I'm also thinking about doing an FNP online program through here. I will be working Monday through Friday 8-5. Do you know of anyone in the past who has been able to get clinical hours in on weekends only? This is my only issue...
I would doubt it. I had a m-f 8-5 job and ended up leaving it for a 7-7 job so I would have more time. If your work could work around it or you could go part time some i think it would work. You do clinicals in family, womens and peds. Hard to find any offices open on weekends to do this. You have the whole semester to do clinicals so you could do a day or two a week and get a lot done. Some are 120 hours a semester and that would be much harder.
I agree with lowerylb, I'm pretty sure it would be impossible to get your clinical hours in working m-f. I worked 12 hr nights Fri, Sat and Sun so I could do clinicals and course work during the week.

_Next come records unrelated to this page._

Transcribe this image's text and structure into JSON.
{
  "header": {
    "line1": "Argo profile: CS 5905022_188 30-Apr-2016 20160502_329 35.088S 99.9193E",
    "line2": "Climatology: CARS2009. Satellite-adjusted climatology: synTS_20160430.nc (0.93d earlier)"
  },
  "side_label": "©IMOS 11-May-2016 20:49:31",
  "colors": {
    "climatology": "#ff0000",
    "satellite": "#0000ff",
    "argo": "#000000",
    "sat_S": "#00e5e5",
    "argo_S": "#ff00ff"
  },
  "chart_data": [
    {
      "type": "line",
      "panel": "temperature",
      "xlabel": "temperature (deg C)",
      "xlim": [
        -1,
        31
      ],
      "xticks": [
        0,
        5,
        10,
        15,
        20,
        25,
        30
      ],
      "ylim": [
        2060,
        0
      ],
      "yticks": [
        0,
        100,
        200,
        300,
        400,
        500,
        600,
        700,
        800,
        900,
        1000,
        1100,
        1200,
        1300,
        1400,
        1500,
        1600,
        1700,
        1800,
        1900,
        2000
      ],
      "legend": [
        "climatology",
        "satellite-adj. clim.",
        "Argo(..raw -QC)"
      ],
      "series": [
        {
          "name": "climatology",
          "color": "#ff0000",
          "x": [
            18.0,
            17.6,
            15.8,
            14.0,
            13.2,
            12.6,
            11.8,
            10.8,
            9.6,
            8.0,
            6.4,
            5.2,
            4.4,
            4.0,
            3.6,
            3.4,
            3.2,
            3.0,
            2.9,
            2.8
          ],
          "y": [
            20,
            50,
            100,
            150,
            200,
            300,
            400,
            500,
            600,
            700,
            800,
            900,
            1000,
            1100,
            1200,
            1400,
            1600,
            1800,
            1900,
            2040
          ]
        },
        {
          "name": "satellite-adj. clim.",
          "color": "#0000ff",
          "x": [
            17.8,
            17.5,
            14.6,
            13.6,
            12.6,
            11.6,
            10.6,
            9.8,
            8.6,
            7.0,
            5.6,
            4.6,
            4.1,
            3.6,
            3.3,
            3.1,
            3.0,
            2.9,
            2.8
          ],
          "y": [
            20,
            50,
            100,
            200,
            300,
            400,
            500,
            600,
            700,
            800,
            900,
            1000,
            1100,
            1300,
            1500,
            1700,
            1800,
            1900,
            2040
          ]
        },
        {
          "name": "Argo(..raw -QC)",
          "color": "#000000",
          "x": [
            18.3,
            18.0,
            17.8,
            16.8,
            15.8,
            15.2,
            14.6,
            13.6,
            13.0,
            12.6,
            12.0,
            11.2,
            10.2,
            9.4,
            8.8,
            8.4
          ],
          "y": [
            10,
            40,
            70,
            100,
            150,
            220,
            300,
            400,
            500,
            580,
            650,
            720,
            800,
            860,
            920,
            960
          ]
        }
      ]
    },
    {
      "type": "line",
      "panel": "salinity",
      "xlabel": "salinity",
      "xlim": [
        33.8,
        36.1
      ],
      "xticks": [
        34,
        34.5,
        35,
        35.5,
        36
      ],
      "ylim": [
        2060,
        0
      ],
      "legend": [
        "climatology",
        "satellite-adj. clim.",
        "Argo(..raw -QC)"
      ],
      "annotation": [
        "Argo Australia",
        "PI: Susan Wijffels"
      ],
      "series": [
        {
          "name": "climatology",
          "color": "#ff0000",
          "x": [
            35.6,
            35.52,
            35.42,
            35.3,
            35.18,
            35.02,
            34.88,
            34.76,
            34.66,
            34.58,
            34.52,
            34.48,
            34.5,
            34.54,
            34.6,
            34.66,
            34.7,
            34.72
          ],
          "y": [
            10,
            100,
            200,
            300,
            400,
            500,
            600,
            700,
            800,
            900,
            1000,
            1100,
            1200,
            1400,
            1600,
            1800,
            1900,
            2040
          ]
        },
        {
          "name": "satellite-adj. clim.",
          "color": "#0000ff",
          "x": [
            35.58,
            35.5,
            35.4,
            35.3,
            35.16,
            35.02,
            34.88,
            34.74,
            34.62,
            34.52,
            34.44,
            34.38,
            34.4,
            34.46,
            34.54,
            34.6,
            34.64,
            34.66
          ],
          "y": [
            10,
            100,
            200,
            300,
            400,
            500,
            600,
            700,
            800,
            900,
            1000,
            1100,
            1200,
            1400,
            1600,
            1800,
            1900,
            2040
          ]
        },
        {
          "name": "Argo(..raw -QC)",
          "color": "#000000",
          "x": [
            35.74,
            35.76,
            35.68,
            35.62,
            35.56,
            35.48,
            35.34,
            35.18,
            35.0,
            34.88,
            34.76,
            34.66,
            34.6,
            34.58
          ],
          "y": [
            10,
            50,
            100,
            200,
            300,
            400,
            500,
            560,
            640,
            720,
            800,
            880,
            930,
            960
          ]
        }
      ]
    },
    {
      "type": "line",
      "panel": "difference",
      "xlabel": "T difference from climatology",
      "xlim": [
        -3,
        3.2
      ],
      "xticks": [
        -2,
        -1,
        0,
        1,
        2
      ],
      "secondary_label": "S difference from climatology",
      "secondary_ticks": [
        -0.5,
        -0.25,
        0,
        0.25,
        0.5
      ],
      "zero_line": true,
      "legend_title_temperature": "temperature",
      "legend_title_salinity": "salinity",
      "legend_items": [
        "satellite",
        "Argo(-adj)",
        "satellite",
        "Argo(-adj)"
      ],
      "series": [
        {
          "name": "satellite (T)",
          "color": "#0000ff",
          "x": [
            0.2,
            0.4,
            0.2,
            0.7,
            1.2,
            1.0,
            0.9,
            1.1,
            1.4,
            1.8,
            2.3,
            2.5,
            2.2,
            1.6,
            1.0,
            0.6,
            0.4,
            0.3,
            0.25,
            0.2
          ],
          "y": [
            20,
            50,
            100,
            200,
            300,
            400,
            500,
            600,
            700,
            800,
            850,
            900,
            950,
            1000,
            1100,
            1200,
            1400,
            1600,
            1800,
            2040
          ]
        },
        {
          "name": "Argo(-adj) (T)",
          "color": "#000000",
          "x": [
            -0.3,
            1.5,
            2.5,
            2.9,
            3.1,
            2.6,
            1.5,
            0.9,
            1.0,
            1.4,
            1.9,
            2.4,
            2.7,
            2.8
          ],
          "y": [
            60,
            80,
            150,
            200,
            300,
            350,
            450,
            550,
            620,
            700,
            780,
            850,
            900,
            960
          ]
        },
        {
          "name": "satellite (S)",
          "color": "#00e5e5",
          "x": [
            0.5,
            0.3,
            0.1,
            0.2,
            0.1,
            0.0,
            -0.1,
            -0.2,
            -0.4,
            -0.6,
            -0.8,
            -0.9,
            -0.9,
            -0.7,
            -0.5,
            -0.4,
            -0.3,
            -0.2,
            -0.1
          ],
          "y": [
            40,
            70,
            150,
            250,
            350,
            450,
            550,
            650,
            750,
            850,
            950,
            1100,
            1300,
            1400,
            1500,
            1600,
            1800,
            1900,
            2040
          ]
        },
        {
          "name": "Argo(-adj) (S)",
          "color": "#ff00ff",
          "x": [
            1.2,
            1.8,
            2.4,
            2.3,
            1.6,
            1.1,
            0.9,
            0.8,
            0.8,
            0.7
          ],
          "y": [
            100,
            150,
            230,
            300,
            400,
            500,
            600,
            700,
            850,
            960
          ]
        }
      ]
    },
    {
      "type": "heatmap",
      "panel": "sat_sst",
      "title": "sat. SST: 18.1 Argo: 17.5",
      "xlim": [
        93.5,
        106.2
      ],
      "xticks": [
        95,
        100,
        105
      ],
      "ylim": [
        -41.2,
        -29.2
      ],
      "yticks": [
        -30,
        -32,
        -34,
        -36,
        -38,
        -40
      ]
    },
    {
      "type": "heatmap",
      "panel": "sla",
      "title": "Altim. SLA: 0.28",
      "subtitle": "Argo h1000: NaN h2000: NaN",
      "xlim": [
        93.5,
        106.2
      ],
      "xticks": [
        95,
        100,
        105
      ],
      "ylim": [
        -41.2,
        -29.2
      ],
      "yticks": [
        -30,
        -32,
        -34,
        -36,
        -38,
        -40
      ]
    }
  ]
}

I know lowerylb said that tests were open book, but most of mine were timed and there would have been no way to look up answers in the 30-60 min we had for the quizzes or tests. I mean, you might have had a chance to look up a few, but unless you knew exactly where to look I doubt it was possible to look up a big number of them. I think it may have depended on which class you were in, but idk.
I graduated BSU Dec 2010. If you are self motivated it's a good education. If you lack discipline it won't be easy.
I'm currently in the BSU online FNP program and just about to finish my first year. I find the program to be very doable while working. One of the things that could be challenging is setting up your own clinicals and having all the right paperwork filled out on time. So far so good. As mentioned above, it may be challenging the last semester to squeeze in all those clinical hours and work.
I'd still appreciate any feedback/suggestions regarding the program.....It's always good to run into Alumni from a school. Especially being online, when people who attend the program are from all over.
BSU is a very good school. I got my first degree there in the 1980's (good ole Muncie, IN). Almost went to their ABSN program. Was accepted but declined for a less expensive option. Currently in a ANP program that costs about 3500 a semester. FAFSA said I could have 20k in their grad plus program. I declined as I do not need that much with my value priced education. Overall, if I was not in this program, I would have attended BSU.
I'm about to graduate Ball State FNP program and I agree with NPinWCH that if you are disciplined it can be very doable. Although the tests are online they are timed and unless you studied there is just no time to look things up. I am enjoying the program and I would do it again. I just wish there wasn't such a large amount of reading do and to remember without any specific guidance as to what is or isn't important, but overall I'm happy with it.
Thanks to all you have posted. I to am looking to go back to school for FNP, I live in Illinois, and I am seriously looking at Ball State. It seems that many of the FNP programs in Illinois are either not online, private schools ($$$), or require a BSN before entry. I have a BA in another field along with a RN ADN. Any further information would be greatly appreciated!